The more intelligent learn to read and write, and afterwards acquire a partial knowledge of the Koran: and such as can read and understand one chapter, from that time procure their emancipation from slavery; and the master exults in having converted an infidel, and in full faith expects favour from heaven for the action, and for having liberated a slave.

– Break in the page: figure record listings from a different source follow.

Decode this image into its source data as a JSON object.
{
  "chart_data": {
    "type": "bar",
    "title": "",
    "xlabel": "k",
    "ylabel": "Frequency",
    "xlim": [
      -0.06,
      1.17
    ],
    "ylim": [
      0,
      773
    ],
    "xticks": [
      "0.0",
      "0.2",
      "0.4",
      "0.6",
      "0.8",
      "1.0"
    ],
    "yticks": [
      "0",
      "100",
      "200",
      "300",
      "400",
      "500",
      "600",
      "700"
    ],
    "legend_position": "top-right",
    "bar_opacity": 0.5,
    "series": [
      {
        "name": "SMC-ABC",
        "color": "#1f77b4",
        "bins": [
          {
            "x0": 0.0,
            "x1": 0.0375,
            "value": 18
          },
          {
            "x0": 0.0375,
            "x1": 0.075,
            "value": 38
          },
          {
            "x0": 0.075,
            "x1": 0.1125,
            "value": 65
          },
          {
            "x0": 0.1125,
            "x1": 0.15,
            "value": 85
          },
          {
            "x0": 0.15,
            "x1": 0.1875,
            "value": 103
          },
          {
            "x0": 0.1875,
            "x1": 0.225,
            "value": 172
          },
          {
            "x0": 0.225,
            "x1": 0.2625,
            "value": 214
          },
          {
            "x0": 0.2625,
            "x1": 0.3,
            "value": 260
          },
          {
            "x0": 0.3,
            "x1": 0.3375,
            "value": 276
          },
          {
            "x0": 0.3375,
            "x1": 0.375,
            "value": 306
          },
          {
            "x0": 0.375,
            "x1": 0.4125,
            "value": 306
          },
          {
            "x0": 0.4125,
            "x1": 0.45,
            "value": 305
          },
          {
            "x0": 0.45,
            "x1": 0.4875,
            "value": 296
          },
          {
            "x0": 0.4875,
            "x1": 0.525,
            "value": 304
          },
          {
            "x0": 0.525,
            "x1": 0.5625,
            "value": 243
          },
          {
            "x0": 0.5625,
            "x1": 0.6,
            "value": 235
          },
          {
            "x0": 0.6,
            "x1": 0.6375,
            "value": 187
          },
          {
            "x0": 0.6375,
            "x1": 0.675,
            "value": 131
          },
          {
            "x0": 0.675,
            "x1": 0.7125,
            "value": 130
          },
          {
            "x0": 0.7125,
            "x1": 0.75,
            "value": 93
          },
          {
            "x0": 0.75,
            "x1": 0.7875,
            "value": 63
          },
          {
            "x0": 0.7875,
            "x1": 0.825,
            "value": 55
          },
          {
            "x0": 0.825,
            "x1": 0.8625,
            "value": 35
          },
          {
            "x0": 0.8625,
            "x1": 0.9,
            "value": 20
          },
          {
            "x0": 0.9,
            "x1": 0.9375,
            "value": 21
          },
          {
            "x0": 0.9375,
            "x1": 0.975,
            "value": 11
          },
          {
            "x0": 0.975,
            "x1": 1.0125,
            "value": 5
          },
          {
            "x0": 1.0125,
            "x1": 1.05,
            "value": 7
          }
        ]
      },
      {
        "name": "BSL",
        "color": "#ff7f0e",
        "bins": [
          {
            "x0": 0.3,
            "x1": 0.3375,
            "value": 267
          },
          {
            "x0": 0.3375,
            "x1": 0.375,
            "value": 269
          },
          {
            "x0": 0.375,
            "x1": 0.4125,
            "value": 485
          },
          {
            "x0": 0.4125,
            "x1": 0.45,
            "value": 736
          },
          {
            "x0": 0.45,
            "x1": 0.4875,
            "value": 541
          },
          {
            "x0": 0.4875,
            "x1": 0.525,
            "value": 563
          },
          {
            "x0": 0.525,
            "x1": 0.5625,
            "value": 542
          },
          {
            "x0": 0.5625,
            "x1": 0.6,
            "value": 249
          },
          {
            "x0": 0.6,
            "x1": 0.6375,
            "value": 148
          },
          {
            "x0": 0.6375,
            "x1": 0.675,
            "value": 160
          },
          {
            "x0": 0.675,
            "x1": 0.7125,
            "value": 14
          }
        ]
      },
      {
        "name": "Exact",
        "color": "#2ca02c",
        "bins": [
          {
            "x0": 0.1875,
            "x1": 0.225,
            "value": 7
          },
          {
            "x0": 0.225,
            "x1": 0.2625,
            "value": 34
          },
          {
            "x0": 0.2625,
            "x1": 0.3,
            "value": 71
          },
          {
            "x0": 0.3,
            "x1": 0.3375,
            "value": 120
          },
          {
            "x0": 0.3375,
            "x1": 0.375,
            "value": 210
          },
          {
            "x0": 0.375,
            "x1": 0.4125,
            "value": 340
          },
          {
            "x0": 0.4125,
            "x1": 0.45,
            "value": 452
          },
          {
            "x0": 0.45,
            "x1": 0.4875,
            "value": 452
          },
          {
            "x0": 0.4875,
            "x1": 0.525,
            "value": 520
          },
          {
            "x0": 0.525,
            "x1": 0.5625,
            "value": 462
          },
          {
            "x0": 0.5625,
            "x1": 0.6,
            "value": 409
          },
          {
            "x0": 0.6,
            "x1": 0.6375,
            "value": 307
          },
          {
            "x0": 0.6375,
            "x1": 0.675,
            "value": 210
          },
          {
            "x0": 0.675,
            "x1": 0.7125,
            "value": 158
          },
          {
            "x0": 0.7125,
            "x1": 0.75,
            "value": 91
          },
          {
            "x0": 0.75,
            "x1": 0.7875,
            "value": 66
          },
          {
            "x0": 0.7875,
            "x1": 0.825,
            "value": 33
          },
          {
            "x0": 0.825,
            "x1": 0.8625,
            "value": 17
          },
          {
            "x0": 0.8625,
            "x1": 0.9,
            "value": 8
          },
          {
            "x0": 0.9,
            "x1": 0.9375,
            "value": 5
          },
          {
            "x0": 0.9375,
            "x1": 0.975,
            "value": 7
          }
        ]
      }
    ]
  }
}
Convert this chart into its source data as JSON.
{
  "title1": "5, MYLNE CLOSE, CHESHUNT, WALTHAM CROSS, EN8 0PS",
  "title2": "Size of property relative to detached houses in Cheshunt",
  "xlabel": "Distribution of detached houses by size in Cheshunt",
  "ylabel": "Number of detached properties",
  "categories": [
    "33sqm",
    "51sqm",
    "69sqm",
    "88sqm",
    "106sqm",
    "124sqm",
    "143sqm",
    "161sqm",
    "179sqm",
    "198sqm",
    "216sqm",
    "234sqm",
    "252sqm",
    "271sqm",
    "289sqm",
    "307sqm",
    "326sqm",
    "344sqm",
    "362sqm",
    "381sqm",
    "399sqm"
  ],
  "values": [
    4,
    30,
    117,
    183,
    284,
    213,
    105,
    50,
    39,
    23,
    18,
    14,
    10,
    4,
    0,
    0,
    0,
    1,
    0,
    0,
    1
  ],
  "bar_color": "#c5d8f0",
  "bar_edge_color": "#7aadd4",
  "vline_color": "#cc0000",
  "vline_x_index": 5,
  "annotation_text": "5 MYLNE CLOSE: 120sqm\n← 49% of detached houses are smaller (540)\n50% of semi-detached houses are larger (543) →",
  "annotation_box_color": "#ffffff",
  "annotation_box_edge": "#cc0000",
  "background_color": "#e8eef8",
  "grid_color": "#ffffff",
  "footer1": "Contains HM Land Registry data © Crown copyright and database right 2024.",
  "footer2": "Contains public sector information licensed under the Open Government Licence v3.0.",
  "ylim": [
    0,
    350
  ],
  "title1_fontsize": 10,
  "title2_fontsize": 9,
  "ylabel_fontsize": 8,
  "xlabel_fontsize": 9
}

Even for those who were not so quick to learn to read Arabic and recite the Quran, slavery was considered, in the Muslim context (at least as far as the abolitionists believed), a temporary condition. The enslaved within Islam, the article claims, “generally obtain their freedom after eight to ten years of servitude; for the more conscientious Mooselmin consider them as servants, and purchase them for about the same sum that they would pay in wages to a servant during the above period; at the expiration of which term, by giving them their liberty, they,
according to their religious opinions, acquire a blessing from God.” Granting freedom to the enslaved was not an act of charity by which property was sacrificed. It was an opportunity to accumulate merit through an act considered more holy “than the sacrifice of a goat, or even a camel.” Lest this notion fully undermine the social fabric of a nation built on slavery, the article’s author rushes to suggest, “I have known some slaves so attached to their owners from good treatment, that when they have been offered their liberty, they have actually refused it, preferring to continue in servitude.”
As to the conclusions that Christians should draw from this, the author pulls no punches. “While we contrast the account given above… with the manner in which the negroes have been treated for three centuries past by people calling themselves by the hallowed name of Christian,” he writes, “what can we say other than that, the one with his heart believeth in the religion he professes, and the religion of the other lies only in his lips.” Muslims, in other words, were the true people of faith—at least as far as bringing their beliefs to bear on the practice of slavery was concerned.